Pour passer au régime minceur, il faudrait des changements de lois et des mesures structurelles. Je me souviens qu’il en était déjà question en 2015 et que j’ai eu la faiblesse d’y croire. Il aurait alors fallu que le Conseil d’État se batte. Il ne l’a pas fait. Il s’est contenté d’administrer. Il a continué à engager des employés pour faire tourner la boutique. La droite, n’écoutant que son courage légendaire, a entonné le refrain poussif de l’économie méprisée, sans proposer la moindre coupe. Pensez donc, c’eût été politiquement trop périlleux. Même avec un parlement et un gouvernement de droite, elle n’a pas osé.
Pour l’instant, les nantis sont encore là et à disposition. Sauf les jours où ils se rendent auprès de Trump dans le Bureau ovale pour rendre service
Ce qui m’amène à ce constat: c’est moins son insigne faiblesse que la puissance et la cohésion de la gauche qui rend la droite atone. Les camarades portent en effet le mérite de la cohérence et des slogans efficaces: prenons aux riches pour continuer à donner aux pauvres. Un moyen aussi d’élargir leur clientèle - leur patientèle, devrais-je dire. Ils ont raison: si même la droite ne veut pas proposer des coupes, l’ultime moyen est de faire rendre gorge aux nantis. Pour l’instant, ces derniers sont encore là et à disposition. Sauf les jours où ils se rendent auprès de Trump dans le Bureau ovale pour rendre service. Alors la presse en profite pour faire des articles qui interrogent la méthode, afin de s’assurer que ce commerce est bien moral. Je me demande si Aponte passe de temps à autre du côté de la Taconnerie pour murmurer à l’oreille de Bachmann.

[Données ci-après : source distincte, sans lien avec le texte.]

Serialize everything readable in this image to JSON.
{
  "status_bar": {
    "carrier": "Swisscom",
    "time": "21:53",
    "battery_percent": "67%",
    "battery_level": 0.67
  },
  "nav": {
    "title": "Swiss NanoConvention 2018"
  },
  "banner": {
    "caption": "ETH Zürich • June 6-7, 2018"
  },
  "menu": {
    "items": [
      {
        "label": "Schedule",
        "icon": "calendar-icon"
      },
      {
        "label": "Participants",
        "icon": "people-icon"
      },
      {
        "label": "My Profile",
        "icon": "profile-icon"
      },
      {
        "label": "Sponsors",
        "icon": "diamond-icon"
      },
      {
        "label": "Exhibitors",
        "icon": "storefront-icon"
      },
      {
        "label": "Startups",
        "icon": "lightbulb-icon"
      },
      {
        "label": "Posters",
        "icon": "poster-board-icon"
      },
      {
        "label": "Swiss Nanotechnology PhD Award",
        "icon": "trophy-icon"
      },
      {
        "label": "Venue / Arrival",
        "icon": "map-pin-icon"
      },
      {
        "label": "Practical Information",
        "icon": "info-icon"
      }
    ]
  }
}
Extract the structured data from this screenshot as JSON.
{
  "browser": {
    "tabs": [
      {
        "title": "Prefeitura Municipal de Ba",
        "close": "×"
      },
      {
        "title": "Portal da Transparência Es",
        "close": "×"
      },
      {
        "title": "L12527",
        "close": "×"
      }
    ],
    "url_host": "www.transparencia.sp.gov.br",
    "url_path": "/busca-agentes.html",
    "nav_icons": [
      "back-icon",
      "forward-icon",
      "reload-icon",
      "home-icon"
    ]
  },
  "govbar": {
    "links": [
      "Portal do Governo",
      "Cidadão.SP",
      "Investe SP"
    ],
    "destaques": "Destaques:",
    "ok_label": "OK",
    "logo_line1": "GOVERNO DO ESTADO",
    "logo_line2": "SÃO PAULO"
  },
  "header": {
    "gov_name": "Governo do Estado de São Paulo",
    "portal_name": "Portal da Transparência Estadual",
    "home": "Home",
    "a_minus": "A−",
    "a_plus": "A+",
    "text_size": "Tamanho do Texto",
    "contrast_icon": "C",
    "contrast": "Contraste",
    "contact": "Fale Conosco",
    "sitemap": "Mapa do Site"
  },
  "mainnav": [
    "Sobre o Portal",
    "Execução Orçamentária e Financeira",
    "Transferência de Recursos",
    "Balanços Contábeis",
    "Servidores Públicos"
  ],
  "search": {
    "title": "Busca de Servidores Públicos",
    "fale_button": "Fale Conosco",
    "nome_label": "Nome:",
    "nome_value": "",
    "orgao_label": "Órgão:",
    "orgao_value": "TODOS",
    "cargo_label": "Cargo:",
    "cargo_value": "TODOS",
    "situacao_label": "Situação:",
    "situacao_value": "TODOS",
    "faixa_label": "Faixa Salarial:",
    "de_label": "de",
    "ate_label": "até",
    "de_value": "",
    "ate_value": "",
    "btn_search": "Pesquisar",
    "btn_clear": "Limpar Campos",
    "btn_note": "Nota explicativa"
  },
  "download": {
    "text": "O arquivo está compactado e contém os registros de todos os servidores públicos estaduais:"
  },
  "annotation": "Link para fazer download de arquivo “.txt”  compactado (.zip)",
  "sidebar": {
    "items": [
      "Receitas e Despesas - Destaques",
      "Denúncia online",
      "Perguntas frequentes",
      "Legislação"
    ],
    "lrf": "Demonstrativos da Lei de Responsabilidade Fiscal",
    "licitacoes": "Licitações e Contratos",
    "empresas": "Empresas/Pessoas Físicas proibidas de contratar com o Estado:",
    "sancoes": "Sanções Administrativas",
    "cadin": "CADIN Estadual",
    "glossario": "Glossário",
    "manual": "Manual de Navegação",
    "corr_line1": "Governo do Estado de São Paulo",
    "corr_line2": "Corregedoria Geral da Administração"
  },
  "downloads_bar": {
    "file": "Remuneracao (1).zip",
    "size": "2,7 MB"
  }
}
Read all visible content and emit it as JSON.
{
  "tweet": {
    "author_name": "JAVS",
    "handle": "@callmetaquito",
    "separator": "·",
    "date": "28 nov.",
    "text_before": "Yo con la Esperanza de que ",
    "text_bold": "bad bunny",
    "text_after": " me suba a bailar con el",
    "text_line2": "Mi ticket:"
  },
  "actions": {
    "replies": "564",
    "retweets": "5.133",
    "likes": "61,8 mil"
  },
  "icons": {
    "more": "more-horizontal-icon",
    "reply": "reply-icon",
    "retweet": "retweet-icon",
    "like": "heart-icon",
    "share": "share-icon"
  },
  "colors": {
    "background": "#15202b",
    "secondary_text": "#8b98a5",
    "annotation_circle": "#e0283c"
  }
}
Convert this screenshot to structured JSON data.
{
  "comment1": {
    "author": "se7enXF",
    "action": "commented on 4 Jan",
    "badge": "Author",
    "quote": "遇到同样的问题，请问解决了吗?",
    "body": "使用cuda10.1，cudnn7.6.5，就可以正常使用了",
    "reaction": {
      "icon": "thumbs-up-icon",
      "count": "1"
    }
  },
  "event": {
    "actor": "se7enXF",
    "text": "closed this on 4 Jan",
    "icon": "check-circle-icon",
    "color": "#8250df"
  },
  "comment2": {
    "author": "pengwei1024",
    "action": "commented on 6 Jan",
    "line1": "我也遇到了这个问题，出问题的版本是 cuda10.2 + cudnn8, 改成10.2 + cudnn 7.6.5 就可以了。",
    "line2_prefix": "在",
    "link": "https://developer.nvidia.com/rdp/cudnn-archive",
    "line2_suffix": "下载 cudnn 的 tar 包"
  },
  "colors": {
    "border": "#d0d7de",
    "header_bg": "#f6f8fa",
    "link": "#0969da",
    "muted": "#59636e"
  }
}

Ce cirque budgétaire, qui cette année fait des émules en Ville, donne une image consternante. C’est le spectacle d’une incapacité à s’entendre sur des priorités et des renoncements. Cris d’orfraie, coup de gueule législatif, mobilisation syndicale, exécutifs giflés; puis viendront les Fêtes, la trêve, l’oubli. Prions pour que KKS, qui nous réclame des centaines de millions de francs, noie cette idée dans le champagne. Mais j’en doute. Économies budgétaires obligent, elle vient d’annuler le Noël du département. C'est probablement chez Parmelin, parti sans elle à Washington pour ramener les 15% à la maison, qu'aura lieu la grosse bastringue.